Welcoming Transformation

A P2CP student at Otisville
Wilbert, P2CP student, reflecting on how the program has changed him.
Wilbert grew up in a household with seven women. “That led me to look for male friendship out in the neighborhood, and that led me to getting into trouble. I was getting kicked out of a lot of schools and only finished the eighth grade before I was incarcerated,” he says. After 15 years of cycling in and out of correctional facilities, Wilbert saw a flier for the P2CP. “I needed something to focus on, something to make my life better. I told myself, if I was accepted to the program, that was it, I was going to turn my life around. For me, it was a life or death situation.”

 

Like all P2CP students, Wilbert went through a rigorous evaluation process to enter the program, including tests, essays, and interviews, and now he’s been a P2CP student for three years and is the first student on the program’s candidate evaluation committee. “Right now, I have 51 credits. In the fall, after my release, I plan on going to John Jay and majoring in Human Services & Community Justice,” says Wilbert. “P2CP gives me a sense of accomplishment. It’s knowing what I’m going to face when I get home, and that I have a chance to change my life around.”

 

In the three years Wilbert’s been in the P2CP program, his family has noticed a huge transformation in him. The tone in his letters is different. The way he talks to them is different. Even the way he walks is different. “This program changed me as a person. It’s helped me humble myself, bringing me closer to my family.” Thinking about his transformation in the P2CP, Wilbert likens himself to a late-blooming plant. “They say everybody is born with a seed. It took a lot before my seed got watered, but in this program, every year, it’s just blossoming more and more.”

 

Coming Home

Joewyn and Wilbert are both within a year’s reach of “coming home”—the phrase used to describe life after being released. But what happens after they come home? “We’ve found that the people who started in the Prison-to-College Pipeline, and have been out for more than 30 days, 38 percent of them have already enrolled in college,” says Jacobs. “I think that says that the pipeline model has value and does work.” Jacobs isn’t the only one noting the program’s success. “Each time I meet these students, and gain more familiarity with the Prison-to-College Pipeline Program, I see that they are truly committed to getting their lives on track and helping others,” says New York State Assemblyman David Weprin, Chair of the Assembly Committee of Correction. “Supporting these programs is not only the right thing to do, it’s also smart policy. Investing in this type of educational programming, and alternatives to incarceration, reduces recidivism, helps create safer communities, and brings us closer to ending the cycle of incarceration plaguing communities across our state.”

 

Another initiative helping these students find their footing after “coming home” is PRI’s College Initiative (CI) program.

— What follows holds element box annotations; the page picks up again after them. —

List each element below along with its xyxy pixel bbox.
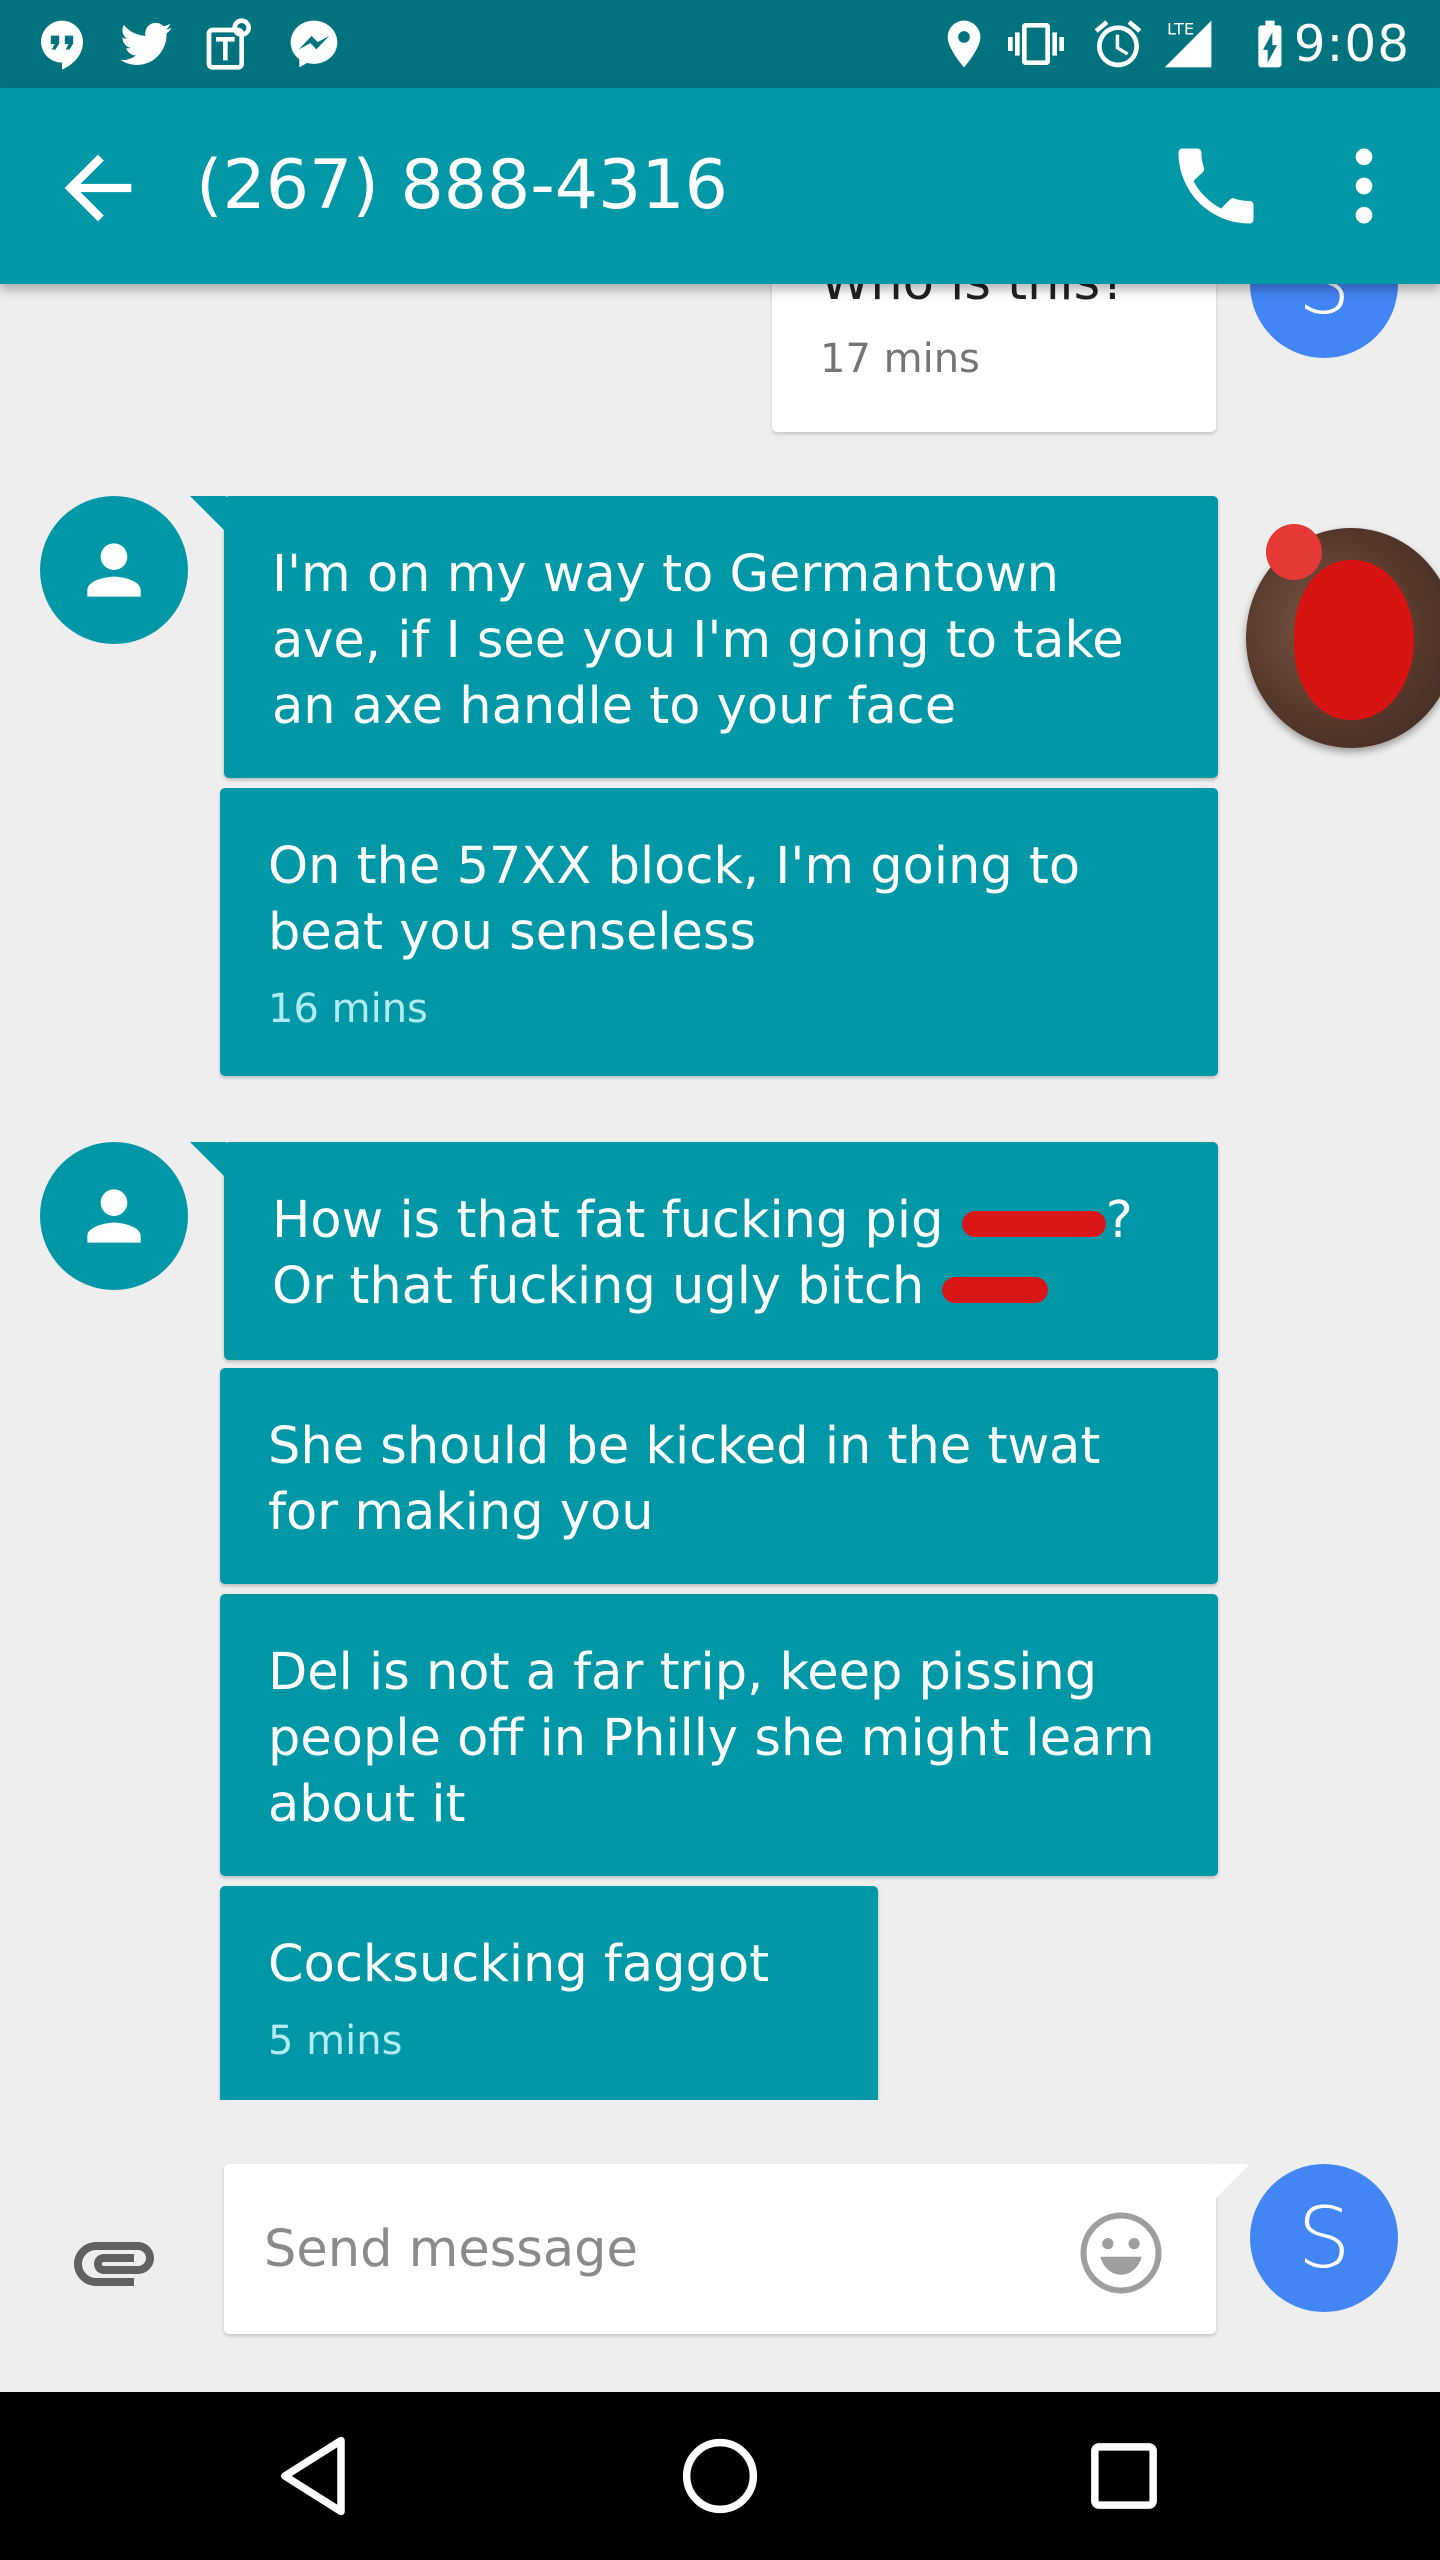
tmobile-icon (206, 18, 252, 70)
svg-text:LTE: LTE (1167, 20, 1194, 39)
messenger-icon (290, 20, 338, 68)
person-icon (87, 543, 141, 597)
status-time: 9:08 (1293, 15, 1410, 73)
message-time: 5 mins (268, 2018, 403, 2064)
alarm-icon (1094, 20, 1142, 68)
message-line: How is that fat fucking pig (272, 1191, 944, 1250)
compose-bar (0, 2100, 1440, 2392)
arrow-back-icon[interactable] (48, 138, 148, 238)
message-input[interactable] (264, 2204, 1044, 2294)
send-as-avatar[interactable]: S (1250, 2164, 1398, 2312)
message-text: Cocksucking faggot (268, 1935, 770, 1994)
battery-charging-icon (1258, 20, 1282, 68)
status-bar: LTE 9:08 (0, 0, 1440, 88)
attach-icon[interactable] (66, 2214, 162, 2310)
hangouts-icon (41, 20, 83, 70)
incoming-message[interactable]: She should be kicked in the twat for mak… (220, 1368, 1218, 1584)
contact-avatar[interactable] (40, 1142, 188, 1290)
notification-badge (1266, 524, 1322, 580)
nav-home-icon[interactable] (670, 2426, 770, 2526)
navigation-bar (0, 2392, 1440, 2560)
contact-avatar[interactable] (40, 496, 188, 644)
message-line-end: ? (1105, 1191, 1133, 1250)
message-text: Or that fucking ugly bitch (272, 1254, 1170, 1320)
message-text: Del is not a far trip, keep pissing peop… (268, 1643, 1155, 1834)
message-text: How is that fat fucking pig ? (272, 1188, 1170, 1254)
person-icon (87, 1189, 141, 1243)
compose-field[interactable] (224, 2164, 1250, 2334)
twitter-icon (120, 22, 172, 66)
message-list[interactable]: Who is this? 17 mins S I'm on my way to … (0, 284, 1440, 2100)
phone-icon[interactable] (1166, 136, 1266, 236)
vibrate-icon (1008, 23, 1064, 65)
message-time: 16 mins (268, 986, 428, 1032)
redacted-name (960, 1197, 1106, 1237)
incoming-message[interactable]: I'm on my way to Germantown ave, if I se… (190, 496, 1218, 778)
lte-signal-icon: LTE (1164, 20, 1212, 68)
incoming-message[interactable]: How is that fat fucking pig ? Or that fu… (190, 1142, 1218, 1360)
message-text: I'm on my way to Germantown ave, if I se… (272, 545, 1124, 736)
nav-back-icon[interactable] (266, 2426, 366, 2526)
conversation-title: (267) 888-4316 (196, 146, 728, 225)
message-line: Or that fucking ugly bitch (272, 1257, 925, 1316)
redacted-face (1294, 560, 1414, 720)
message-time: 17 mins (820, 336, 980, 382)
incoming-message[interactable]: Cocksucking faggot 5 mins (220, 1886, 878, 2100)
more-vert-icon[interactable] (1314, 136, 1414, 236)
redacted-name (940, 1263, 1050, 1303)
app-bar: (267) 888-4316 (0, 88, 1440, 284)
nav-recents-icon[interactable] (1074, 2426, 1174, 2526)
self-avatar[interactable]: S (1250, 284, 1398, 358)
incoming-message[interactable]: Del is not a far trip, keep pissing peop… (220, 1594, 1218, 1876)
incoming-message[interactable]: On the 57XX block, I'm going to beat you… (220, 788, 1218, 1076)
message-text: On the 57XX block, I'm going to beat you… (268, 837, 1081, 962)
emoji-icon[interactable] (1076, 2208, 1166, 2298)
message-text: Who is this? (820, 284, 1127, 316)
location-icon (947, 20, 981, 68)
message-text: She should be kicked in the twat for mak… (268, 1417, 1101, 1542)
outgoing-message[interactable]: Who is this? 17 mins (772, 284, 1216, 432)
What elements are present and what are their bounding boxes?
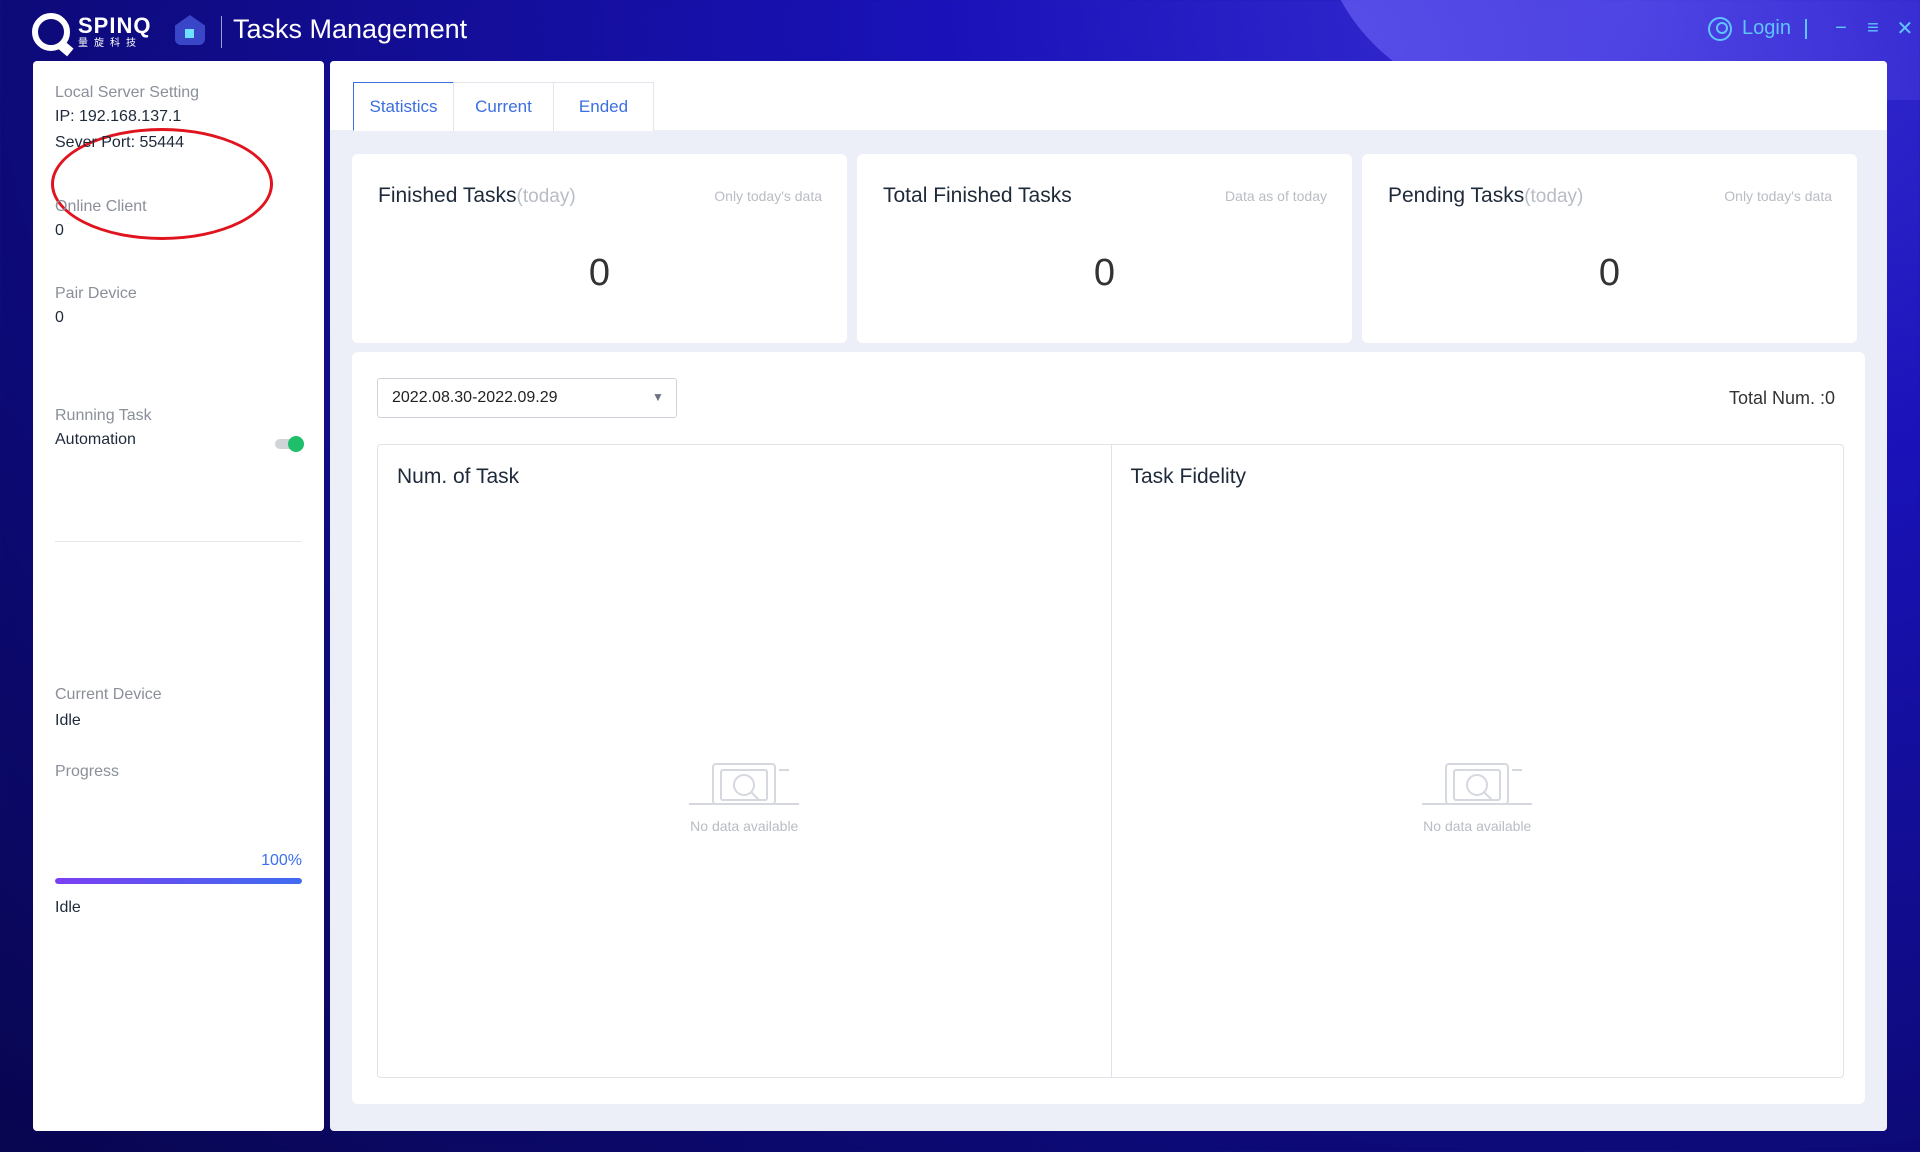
online-client-label: Online Client	[55, 198, 147, 215]
task-fidelity-chart: Task Fidelity No data available	[1110, 445, 1844, 1077]
card-value: 0	[1598, 252, 1621, 294]
current-device-value: Idle	[55, 712, 81, 729]
no-data-icon	[689, 763, 800, 805]
progress-status: Idle	[55, 899, 81, 916]
automation-toggle-knob[interactable]	[288, 436, 304, 452]
card-note: Only today's data	[1724, 188, 1832, 204]
card-note: Data as of today	[1225, 188, 1327, 204]
sidebar-divider	[55, 541, 301, 542]
num-of-task-chart: Num. of Task No data available	[378, 445, 1111, 1077]
app-title: Tasks Management	[233, 14, 468, 44]
title-bar: SPINQ 量旋科技 Tasks Management Login − ≡ ✕	[0, 0, 1920, 100]
progress-bar	[55, 878, 302, 884]
statistics-panel: 2022.08.30-2022.09.29 ▼ Total Num. :0 Nu…	[352, 352, 1865, 1104]
progress-label-block: Progress	[55, 763, 119, 781]
tab-ended[interactable]: Ended	[553, 82, 654, 131]
progress-status-block: Idle	[55, 899, 81, 917]
progress-percent: 100%	[261, 852, 302, 869]
current-device-label: Current Device	[55, 686, 162, 703]
card-title-suffix: (today)	[1524, 186, 1584, 207]
finished-tasks-card: Finished Tasks(today) Only today's data …	[352, 154, 847, 343]
title-divider	[221, 16, 222, 48]
main-content: Statistics Current Ended Finished Tasks(…	[330, 61, 1887, 1131]
card-title-suffix: (today)	[516, 186, 576, 207]
card-value: 0	[588, 252, 611, 294]
pair-device: Pair Device 0	[55, 285, 137, 327]
no-data-icon	[1422, 763, 1533, 805]
server-setting-label: Local Server Setting	[55, 84, 200, 101]
online-client: Online Client 0	[55, 198, 147, 240]
login-area: Login − ≡ ✕	[1708, 16, 1920, 41]
total-num: Total Num. :0	[1728, 388, 1835, 408]
tab-statistics[interactable]: Statistics	[353, 82, 454, 131]
date-range-select[interactable]: 2022.08.30-2022.09.29 ▼	[377, 378, 677, 418]
logo-text: SPINQ	[78, 13, 152, 38]
spinq-logo: SPINQ 量旋科技	[32, 13, 151, 51]
card-value: 0	[1093, 252, 1116, 294]
running-task-value: Automation	[55, 431, 136, 448]
server-setting: Local Server Setting IP: 192.168.137.1 S…	[55, 84, 199, 152]
chevron-down-icon: ▼	[652, 390, 664, 404]
empty-text: No data available	[1423, 818, 1532, 834]
card-note: Only today's data	[714, 188, 822, 204]
charts-container: Num. of Task No data available Task Fide…	[377, 444, 1844, 1078]
pair-device-value: 0	[55, 309, 64, 326]
ip-text: IP: 192.168.137.1	[55, 108, 182, 125]
logo-mark	[32, 13, 70, 51]
card-title-text: Pending Tasks	[1388, 184, 1525, 207]
tabs-bar: Statistics Current Ended	[330, 61, 1887, 131]
card-title-text: Finished Tasks	[378, 184, 517, 207]
logo-subtext: 量旋科技	[78, 38, 142, 49]
running-task: Running Task Automation	[55, 407, 152, 449]
home-app-icon[interactable]	[175, 15, 205, 45]
pending-tasks-card: Pending Tasks(today) Only today's data 0	[1362, 154, 1857, 343]
empty-state: No data available	[378, 760, 1111, 834]
minimize-icon[interactable]: −	[1825, 17, 1857, 40]
user-icon[interactable]	[1708, 16, 1732, 41]
close-icon[interactable]: ✕	[1889, 16, 1920, 41]
sidebar: Local Server Setting IP: 192.168.137.1 S…	[33, 61, 324, 1131]
login-separator	[1804, 18, 1807, 39]
online-client-value: 0	[55, 222, 64, 239]
card-title-text: Total Finished Tasks	[883, 184, 1072, 207]
card-title: Pending Tasks(today)	[1388, 184, 1583, 208]
login-link[interactable]: Login	[1742, 17, 1791, 40]
menu-icon[interactable]: ≡	[1857, 17, 1889, 40]
tab-current[interactable]: Current	[453, 82, 554, 131]
progress-label: Progress	[55, 763, 120, 780]
progress-fill	[55, 878, 302, 884]
date-range-value: 2022.08.30-2022.09.29	[392, 389, 558, 406]
running-task-label: Running Task	[55, 407, 152, 424]
card-title: Finished Tasks(today)	[378, 184, 576, 208]
card-title: Total Finished Tasks	[883, 184, 1072, 208]
total-finished-tasks-card: Total Finished Tasks Data as of today 0	[857, 154, 1352, 343]
empty-text: No data available	[690, 818, 799, 834]
chart-title: Num. of Task	[397, 465, 520, 488]
port-text: Sever Port: 55444	[55, 134, 184, 151]
pair-device-label: Pair Device	[55, 285, 137, 302]
current-device: Current Device Idle	[55, 686, 162, 730]
empty-state: No data available	[1112, 760, 1844, 834]
chart-title: Task Fidelity	[1130, 465, 1247, 488]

This network of people are specifically focused on helping criminal justice-involved students create a strategic plan for college and beyond. “Our model starts inside, and then we have the College Initiative, which at any one time is working with over 300 students at various stages of enrolling, going to college, and getting multiple degrees,” says Jacobs. “There are academic counselors helping them to figure out their degree pathway, while at the same time providing them with a supportive peer network.” Students like Ludovic ’21, a former Otisville student and current New York City campus student, depended on CI and the whole John Jay community to guide him through the transition. “The biggest help was reconnecting with John Jay students who participated in the Learning Exchanges at Otisville,” says Ludovic. “They showed me around campus and really made me feel comfortable taking classes. Some people think that incarcerated students don’t deserve a second chance, but the Otisville students are willing to work hard, learn, and take advantage of this opportunity. They’re fully capable of living civilized lives if they’re given another chance.”